En cualquier caso, la democratización requiere hoy, con urgencia, una política social más activa o empezará a perder legitimidad.
La Conclusión.- En México al inicio del siglo XXI, tanto el gobierno como el ciudadano cuentan con un diagnóstico y con la identificación de vías de acción para que eche raíces en México la democracia. Hay, además, un epílogo que resume el consenso al que se llegó casi desde el momento en que se dio el cambio de régimen. De esos puntos destacan los siguientes: la necesidad de una nueva Constitución, de un consejo nacional de política exterior, de un servicio civil realmente profesional, la elección del Procurador por el Senado, el refuerzo del federalismo con recursos a estados y municipios, la autonomía para ciertos organismos estatales autónomos como el INEGI, la reapertura del tema de la autonomía indígena, etcétera.

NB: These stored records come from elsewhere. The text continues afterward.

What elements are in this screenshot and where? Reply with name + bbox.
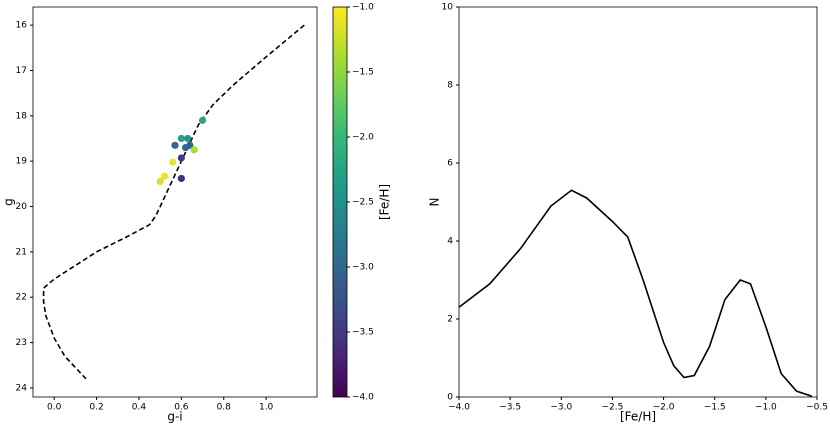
point [198, 116, 207, 124]
point [190, 146, 198, 154]
point [177, 134, 185, 143]
x-tick-label: −2.5 [601, 403, 623, 413]
curve [42, 24, 305, 380]
colorbar-tick-label: −1.5 [352, 68, 374, 78]
x-tick-label: −3.0 [550, 403, 572, 413]
x-tick-label: 0.6 [174, 403, 189, 413]
colorbar-tick-label: −3.5 [352, 328, 374, 338]
curve [459, 189, 813, 397]
point [171, 141, 179, 149]
y-tick-label: 24 [16, 383, 28, 393]
x-tick-label: −4.0 [448, 403, 470, 413]
point [186, 141, 194, 149]
axes-frame [458, 6, 818, 398]
y-tick-label: 23 [16, 338, 27, 348]
y-axis-label: N [428, 198, 442, 207]
colorbar-tick-label: −2.5 [352, 198, 374, 208]
y-tick-label: 19 [16, 157, 28, 167]
x-axis-label: [Fe/H] [620, 410, 656, 424]
y-tick-label: 16 [16, 21, 28, 31]
y-tick-label: 21 [16, 247, 27, 257]
x-tick-label: −1.5 [704, 403, 726, 413]
point [177, 174, 185, 183]
y-tick-label: 22 [16, 293, 27, 303]
y-tick-label: 18 [16, 111, 28, 121]
plot-area [42, 24, 305, 380]
point [160, 172, 169, 180]
point [177, 154, 185, 162]
x-tick-label: −0.5 [806, 403, 828, 413]
point [156, 177, 164, 186]
colorbar-tick-label: −2.0 [352, 133, 374, 143]
x-tick-label: −3.5 [499, 403, 521, 413]
x-axis-label: g-i [167, 410, 182, 424]
y-tick-label: 20 [16, 202, 28, 212]
y-tick-label: 8 [447, 81, 453, 91]
axes-frame [32, 6, 318, 398]
colorbar-tick-label: −3.0 [352, 263, 374, 273]
colorbar-label: [Fe/H] [378, 184, 392, 220]
x-tick-label: 0.2 [89, 403, 103, 413]
plot-area [459, 189, 813, 397]
y-tick-label: 6 [447, 159, 453, 169]
x-tick-label: 0.8 [217, 403, 232, 413]
y-axis-label: g [2, 198, 16, 206]
y-tick-label: 17 [16, 66, 27, 76]
y-tick-label: 10 [442, 3, 454, 13]
point [184, 134, 192, 143]
y-tick-label: 2 [447, 315, 453, 325]
colorbar-tick-label: −4.0 [352, 393, 374, 403]
x-tick-label: 0.4 [132, 403, 147, 413]
x-tick-label: −2.0 [653, 403, 675, 413]
y-tick-label: 0 [447, 393, 453, 403]
y-tick-label: 4 [447, 237, 453, 247]
colorbar [332, 6, 348, 398]
x-tick-label: −1.0 [755, 403, 777, 413]
x-tick-label: 1.0 [259, 403, 274, 413]
x-tick-label: 0.0 [47, 403, 62, 413]
colorbar-tick-label: −1.0 [352, 3, 374, 13]
point [169, 158, 177, 166]
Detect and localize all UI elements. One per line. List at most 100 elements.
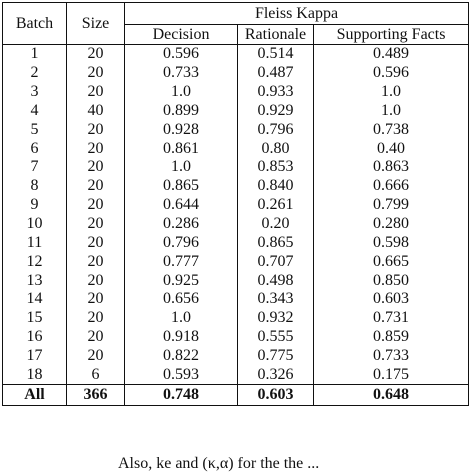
rationale-cell: 0.514 xyxy=(237,43,314,64)
total-size-cell: 366 xyxy=(66,384,125,407)
size-cell: 20 xyxy=(66,233,125,253)
rationale-cell: 0.775 xyxy=(237,346,314,366)
table-row: 9 20 0.644 0.261 0.799 xyxy=(2,195,470,215)
header-row: Batch Size Fleiss Kappa xyxy=(2,2,470,45)
supporting-facts-cell: 0.489 xyxy=(312,43,470,64)
fleiss-kappa-table: Batch Size Fleiss Kappa Decision Rationa… xyxy=(2,2,470,407)
supporting-facts-cell: 0.280 xyxy=(312,214,470,234)
size-column-header: Size xyxy=(66,2,125,45)
supporting-facts-cell: 0.665 xyxy=(312,252,470,272)
cut-off-body-text: Also, ke and (κ,α) for the the ... xyxy=(118,455,320,472)
total-decision-cell: 0.748 xyxy=(124,384,238,407)
size-cell: 20 xyxy=(66,176,125,196)
rationale-cell: 0.865 xyxy=(237,233,314,253)
decision-cell: 0.644 xyxy=(124,195,238,215)
table-header: Batch Size Fleiss Kappa Decision Rationa… xyxy=(2,2,470,45)
decision-cell: 0.286 xyxy=(124,214,238,234)
decision-cell: 0.596 xyxy=(124,43,238,64)
decision-cell: 0.656 xyxy=(124,289,238,309)
rationale-cell: 0.840 xyxy=(237,176,314,196)
table-row: 2 20 0.733 0.487 0.596 xyxy=(2,63,470,83)
supporting-facts-cell: 0.799 xyxy=(312,195,470,215)
batch-cell: 17 xyxy=(2,346,67,366)
decision-cell: 0.733 xyxy=(124,63,238,83)
size-cell: 20 xyxy=(66,158,125,177)
rationale-cell: 0.261 xyxy=(237,195,314,215)
rationale-cell: 0.932 xyxy=(237,308,314,328)
supporting-facts-cell: 0.175 xyxy=(312,365,470,385)
decision-cell: 0.796 xyxy=(124,233,238,253)
table-row: 4 40 0.899 0.929 1.0 xyxy=(2,101,470,121)
size-cell: 20 xyxy=(66,308,125,328)
decision-cell: 0.865 xyxy=(124,176,238,196)
decision-cell: 1.0 xyxy=(124,82,238,102)
decision-cell: 1.0 xyxy=(124,308,238,328)
batch-cell: 4 xyxy=(2,101,67,121)
table-row: 5 20 0.928 0.796 0.738 xyxy=(2,120,470,140)
table-row: 6 20 0.861 0.80 0.40 xyxy=(2,139,470,159)
total-batch-cell: All xyxy=(2,384,67,407)
rationale-cell: 0.326 xyxy=(237,365,314,385)
batch-cell: 14 xyxy=(2,289,67,309)
table-row: 7 20 1.0 0.853 0.863 xyxy=(2,158,470,177)
rationale-cell: 0.933 xyxy=(237,82,314,102)
batch-cell: 11 xyxy=(2,233,67,253)
supporting-facts-cell: 1.0 xyxy=(312,82,470,102)
batch-cell: 13 xyxy=(2,271,67,290)
batch-cell: 16 xyxy=(2,327,67,347)
subheader-row: Decision Rationale Supporting Facts xyxy=(3,24,470,45)
batch-cell: 6 xyxy=(2,139,67,159)
batch-cell: 3 xyxy=(2,82,67,102)
decision-cell: 0.822 xyxy=(124,346,238,366)
supporting-facts-cell: 0.850 xyxy=(312,271,470,290)
size-cell: 20 xyxy=(66,139,125,159)
table-row: 16 20 0.918 0.555 0.859 xyxy=(2,327,470,347)
batch-cell: 1 xyxy=(2,43,67,64)
size-cell: 6 xyxy=(66,365,125,385)
decision-cell: 0.861 xyxy=(124,139,238,159)
rationale-cell: 0.20 xyxy=(237,214,314,234)
batch-cell: 8 xyxy=(2,176,67,196)
size-cell: 20 xyxy=(66,289,125,309)
size-cell: 20 xyxy=(66,195,125,215)
table-row: 3 20 1.0 0.933 1.0 xyxy=(2,82,470,102)
total-row: All 366 0.748 0.603 0.648 xyxy=(2,384,470,407)
decision-column-header: Decision xyxy=(124,24,238,45)
rationale-cell: 0.796 xyxy=(237,120,314,140)
size-cell: 20 xyxy=(66,271,125,290)
table-row: 13 20 0.925 0.498 0.850 xyxy=(2,271,470,290)
supporting-facts-cell: 0.666 xyxy=(312,176,470,196)
table-row: 10 20 0.286 0.20 0.280 xyxy=(2,214,470,234)
rationale-cell: 0.343 xyxy=(237,289,314,309)
supporting-facts-cell: 0.603 xyxy=(312,289,470,309)
size-cell: 20 xyxy=(66,327,125,347)
rationale-cell: 0.555 xyxy=(237,327,314,347)
batch-cell: 2 xyxy=(2,63,67,83)
table-footer: All 366 0.748 0.603 0.648 xyxy=(2,384,470,407)
table-row: 18 6 0.593 0.326 0.175 xyxy=(2,365,470,385)
total-rationale-cell: 0.603 xyxy=(237,384,314,407)
table-row: 8 20 0.865 0.840 0.666 xyxy=(2,176,470,196)
table-body: 1 20 0.596 0.514 0.489 2 20 0.733 0.487 0.596 3 20 1… xyxy=(2,43,470,385)
supporting-facts-cell: 0.738 xyxy=(312,120,470,140)
supporting-facts-cell: 0.733 xyxy=(312,346,470,366)
decision-cell: 0.777 xyxy=(124,252,238,272)
rationale-cell: 0.487 xyxy=(237,63,314,83)
decision-cell: 1.0 xyxy=(124,158,238,177)
size-cell: 20 xyxy=(66,214,125,234)
table-row: 11 20 0.796 0.865 0.598 xyxy=(2,233,470,253)
size-cell: 40 xyxy=(66,101,125,121)
supporting-facts-cell: 0.40 xyxy=(312,139,470,159)
batch-cell: 7 xyxy=(2,158,67,177)
supporting-facts-cell: 0.596 xyxy=(312,63,470,83)
rationale-cell: 0.80 xyxy=(237,139,314,159)
rationale-cell: 0.498 xyxy=(237,271,314,290)
supporting-facts-column-header: Supporting Facts xyxy=(312,24,470,45)
table-row: 17 20 0.822 0.775 0.733 xyxy=(2,346,470,366)
fleiss-kappa-group-header: Fleiss Kappa xyxy=(123,2,470,25)
batch-cell: 18 xyxy=(2,365,67,385)
total-supporting-facts-cell: 0.648 xyxy=(312,384,470,407)
table-row: 14 20 0.656 0.343 0.603 xyxy=(2,289,470,309)
batch-cell: 15 xyxy=(2,308,67,328)
batch-cell: 9 xyxy=(2,195,67,215)
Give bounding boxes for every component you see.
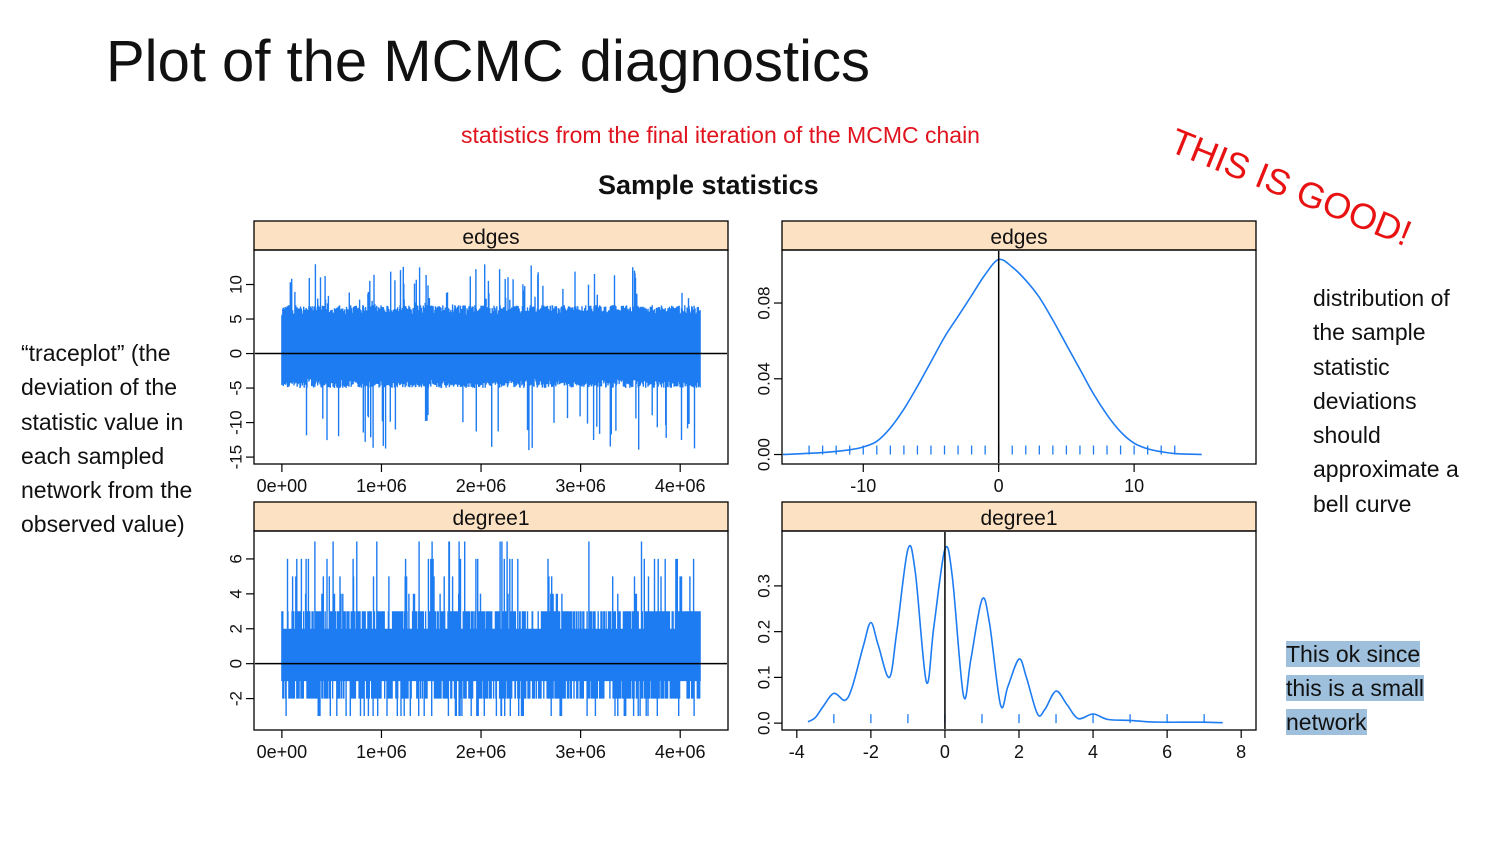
y-tick-label: 0.2 [755, 620, 774, 644]
x-tick-label: 4e+06 [655, 476, 706, 496]
slide-title: Plot of the MCMC diagnostics [106, 29, 870, 94]
x-tick-label: 1e+06 [356, 742, 407, 762]
x-tick-label: 0e+00 [257, 742, 308, 762]
y-tick-label: 0.1 [755, 666, 774, 690]
y-tick-label: 0.00 [755, 438, 774, 471]
ok-note-line: network [1286, 709, 1367, 735]
y-tick-label: 2 [227, 624, 246, 633]
y-tick-label: 0.0 [755, 711, 774, 735]
y-tick-label: 0 [227, 659, 246, 668]
traceplot-note: “traceplot” (the deviation of the statis… [21, 340, 193, 538]
panel-frame [781, 530, 1257, 731]
x-tick-label: -4 [789, 742, 805, 762]
x-tick-label: 2e+06 [456, 476, 507, 496]
strip-label: edges [990, 226, 1047, 249]
y-tick-label: 0.04 [755, 362, 774, 395]
y-tick-label: 10 [227, 275, 246, 294]
x-tick-label: 4 [1088, 742, 1098, 762]
strip-label: edges [462, 226, 519, 249]
y-tick-label: 6 [227, 554, 246, 563]
panel-plot-area [807, 532, 1223, 729]
panel-plot-area [255, 541, 727, 716]
y-tick-label: -15 [227, 445, 246, 470]
panel-strip [781, 501, 1257, 532]
x-tick-label: 3e+06 [555, 742, 606, 762]
y-tick-label: -5 [227, 381, 246, 396]
distribution-note: distribution of the sample statistic dev… [1313, 285, 1459, 517]
x-tick-label: 0 [940, 742, 950, 762]
y-tick-label: 5 [227, 314, 246, 323]
y-tick-label: -2 [227, 691, 246, 706]
ok-note-line: This ok since [1286, 641, 1421, 667]
x-tick-label: 2e+06 [456, 742, 507, 762]
x-tick-label: 0 [994, 476, 1004, 496]
density-curve [783, 258, 1202, 456]
density-curve [807, 544, 1223, 724]
y-tick-label: 4 [227, 589, 246, 598]
panel-frame [781, 249, 1257, 465]
y-tick-label: 0.08 [755, 286, 774, 319]
strip-label: degree1 [452, 507, 529, 530]
x-tick-label: 8 [1236, 742, 1246, 762]
x-tick-label: 10 [1124, 476, 1144, 496]
x-tick-label: 2 [1014, 742, 1024, 762]
small-network-note: This ok since this is a small network [1286, 637, 1456, 739]
panel-strip [253, 501, 729, 532]
figure-title: Sample statistics [598, 170, 819, 200]
ok-note-line: this is a small [1286, 675, 1425, 701]
y-tick-label: -10 [227, 410, 246, 435]
panel-plot-area [783, 251, 1202, 463]
strip-label: degree1 [980, 507, 1057, 530]
x-tick-label: 0e+00 [257, 476, 308, 496]
y-tick-label: 0.3 [755, 574, 774, 598]
x-tick-label: 1e+06 [356, 476, 407, 496]
x-tick-label: -10 [850, 476, 876, 496]
panel-frame [253, 530, 729, 731]
trace-series [281, 264, 701, 451]
panel-frame [253, 249, 729, 465]
chain-note: statistics from the final iteration of t… [461, 122, 980, 148]
x-tick-label: 6 [1162, 742, 1172, 762]
x-tick-label: 3e+06 [555, 476, 606, 496]
x-tick-label: 4e+06 [655, 742, 706, 762]
panel-strip [781, 220, 1257, 251]
y-tick-label: 0 [227, 349, 246, 358]
x-tick-label: -2 [863, 742, 879, 762]
trace-series [281, 541, 701, 716]
panel-plot-area [255, 264, 727, 451]
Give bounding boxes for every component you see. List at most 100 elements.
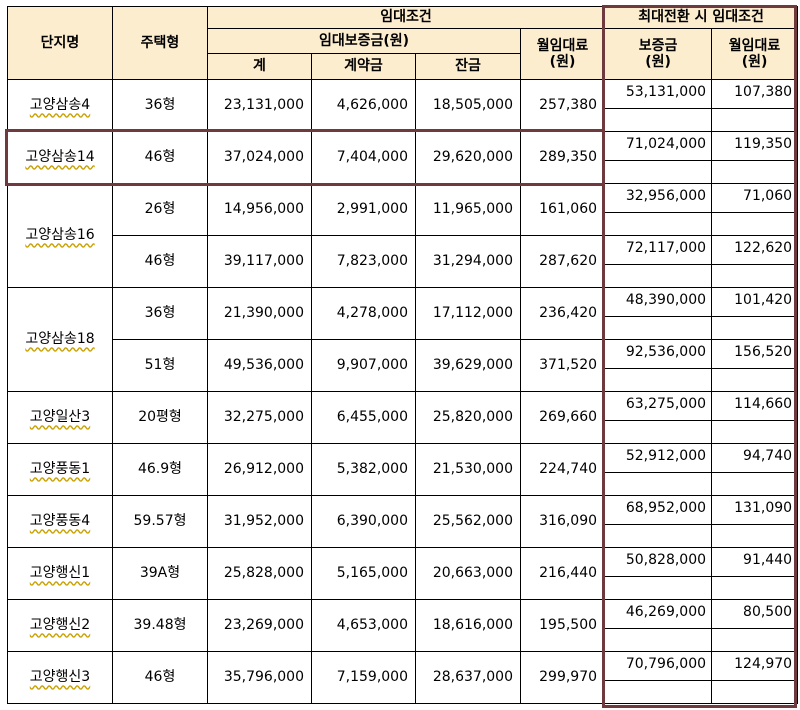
total-cell: 23,269,000 [207, 599, 312, 652]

Finalmente, en esa agenda —y en prácticamente cualquier otra que surja de un análisis de las posibilidades y debilidades de la democracia mexicana— está el enorme y profundo tema de los derechos económicos y sociales. La igualdad política de la democracia no es sostenible en el largo plazo en una sociedad con una economía estancada, como es nuestro caso, ni tampoco es sostenible en una sociedad con 53 por ciento de su población clasificada como pobre y que, además, continúa marchando hacia la profundización de la desigualdad social.
La revitalización del mercado interno y la reforma fiscal para dotar de mayores recursos a la política social, son dos medidas que urge tomar si el cambio político mexicano se ha de sobreponer a las resistencias autoritarias y fructificar en una sociedad más digna y justa.